Le Gabon suspend les permis d’exploitation aurifère

Libreville, 24 juin 2026 – Le Gabon a annoncé une mesure inédite : la suspension de tous les permis de recherche et d’exploitation de la petite mine d’or sur l’ensemble du territoire à partir du 22 juin 2026. Cette décision radicale vise à reprendre le contrôle d’un secteur minier stratégique mais gangréné par l’exploitation illégale.

L’État gabonais entend ainsi endiguer les pertes économiques liées aux réseaux clandestins et aux trafics transfrontaliers. L’annonce fait suite au démantèlement d’un vaste réseau illégal dans la province de la Ngounié, une opération menée conjointement par le ministère des Mines et celui de la Défense. Les enquêtes ont révélé l’implication de ressortissants étrangers opérant hors de tout cadre légal.

L’or, nouvel enjeu de souveraineté

Longtemps dominé par le pétrole et le manganèse, le secteur extractif gabonais se transforme. La flambée des cours mondiaux de l’or attire les investisseurs, mais favorise aussi des activités parallèles. L’orpaillage clandestin est devenu un vecteur d’économie informelle, alimentant des circuits de contrebande qui échappent aux administrations fiscales. Chaque gramme extrait illégalement représente une perte pour l’État et une menace pour la crédibilité du secteur.

Le gouvernement considère que l’enjeu dépasse le cadre économique : il s’agit de préserver le patrimoine national et de maîtriser les ressources stratégiques.

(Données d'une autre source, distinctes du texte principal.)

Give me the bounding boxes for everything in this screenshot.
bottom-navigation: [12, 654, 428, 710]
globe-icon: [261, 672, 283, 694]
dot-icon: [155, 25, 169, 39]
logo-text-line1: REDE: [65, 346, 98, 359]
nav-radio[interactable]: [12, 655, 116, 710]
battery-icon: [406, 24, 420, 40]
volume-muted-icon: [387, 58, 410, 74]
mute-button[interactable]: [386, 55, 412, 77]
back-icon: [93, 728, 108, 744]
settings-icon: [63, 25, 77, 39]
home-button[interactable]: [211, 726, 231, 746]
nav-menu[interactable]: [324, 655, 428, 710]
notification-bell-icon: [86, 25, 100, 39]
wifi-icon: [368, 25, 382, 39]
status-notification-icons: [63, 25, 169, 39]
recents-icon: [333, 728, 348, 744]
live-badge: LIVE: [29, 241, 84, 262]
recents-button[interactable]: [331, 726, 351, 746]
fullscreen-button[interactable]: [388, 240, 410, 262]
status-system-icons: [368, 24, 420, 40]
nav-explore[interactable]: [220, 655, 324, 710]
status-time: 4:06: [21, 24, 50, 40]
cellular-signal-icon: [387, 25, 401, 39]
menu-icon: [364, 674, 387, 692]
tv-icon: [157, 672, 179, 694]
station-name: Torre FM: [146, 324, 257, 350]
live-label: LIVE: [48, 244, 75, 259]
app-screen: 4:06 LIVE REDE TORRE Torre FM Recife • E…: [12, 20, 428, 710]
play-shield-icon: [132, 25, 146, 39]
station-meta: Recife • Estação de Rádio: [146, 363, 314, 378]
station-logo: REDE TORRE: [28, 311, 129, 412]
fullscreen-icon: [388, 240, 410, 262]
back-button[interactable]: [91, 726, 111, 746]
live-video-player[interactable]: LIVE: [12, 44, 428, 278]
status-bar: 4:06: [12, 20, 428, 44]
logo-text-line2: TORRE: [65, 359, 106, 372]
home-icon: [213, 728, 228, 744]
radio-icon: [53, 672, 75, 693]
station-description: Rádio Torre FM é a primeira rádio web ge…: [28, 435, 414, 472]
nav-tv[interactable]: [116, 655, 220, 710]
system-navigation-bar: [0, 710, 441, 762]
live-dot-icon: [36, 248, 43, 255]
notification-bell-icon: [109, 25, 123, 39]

Un audit général pour assainir la filière

Le ministère des Mines justifie cette suspension par la nécessité d’un audit exhaustif de tous les titres miniers aurifères en vigueur. Il s’agit de vérifier la conformité des activités, d’évaluer le respect des obligations réglementaires, de renforcer les contrôles terrains et d’identifier les défaillances administratives ayant permis l’essor de l’exploitation clandestine. Pendant toute la durée de cette suspension, aucune activité de prospection, recherche ou exploitation relevant de la petite mine d’or ne pourra être menée sans autorisation spécifique.

Cette démarche s’inscrit dans une tendance observée dans plusieurs pays producteurs africains, du Ghana au Burkina Faso, où les autorités multiplient les opérations de régularisation. Pour Libreville, l’enjeu est aussi environnemental : les exploitations illégales sont associées à la déforestation, à la pollution des cours d’eau et à l’utilisation incontrôlée de substances dangereuses.

Un test de crédibilité pour l’État gabonais

La réussite de cette opération dépendra de la capacité à produire des résultats durables. L’audit devra identifier les failles du système et instaurer un cadre plus rigoureux pour attirer des opérateurs responsables tout en excluant les réseaux illicites. Cette décision traduit une évolution de la gouvernance économique gabonaise : dans un contexte où les ressources naturelles sont au cœur du développement, l’État veut exercer pleinement son autorité sur les secteurs stratégiques.

Le véritable enjeu est de transformer cette suspension en un nouveau modèle de gestion minière fondé sur la transparence, la traçabilité et la souveraineté. Car dans un monde où l’or reste une valeur refuge, contrôler la ressource devient aussi important que la ressource elle-même.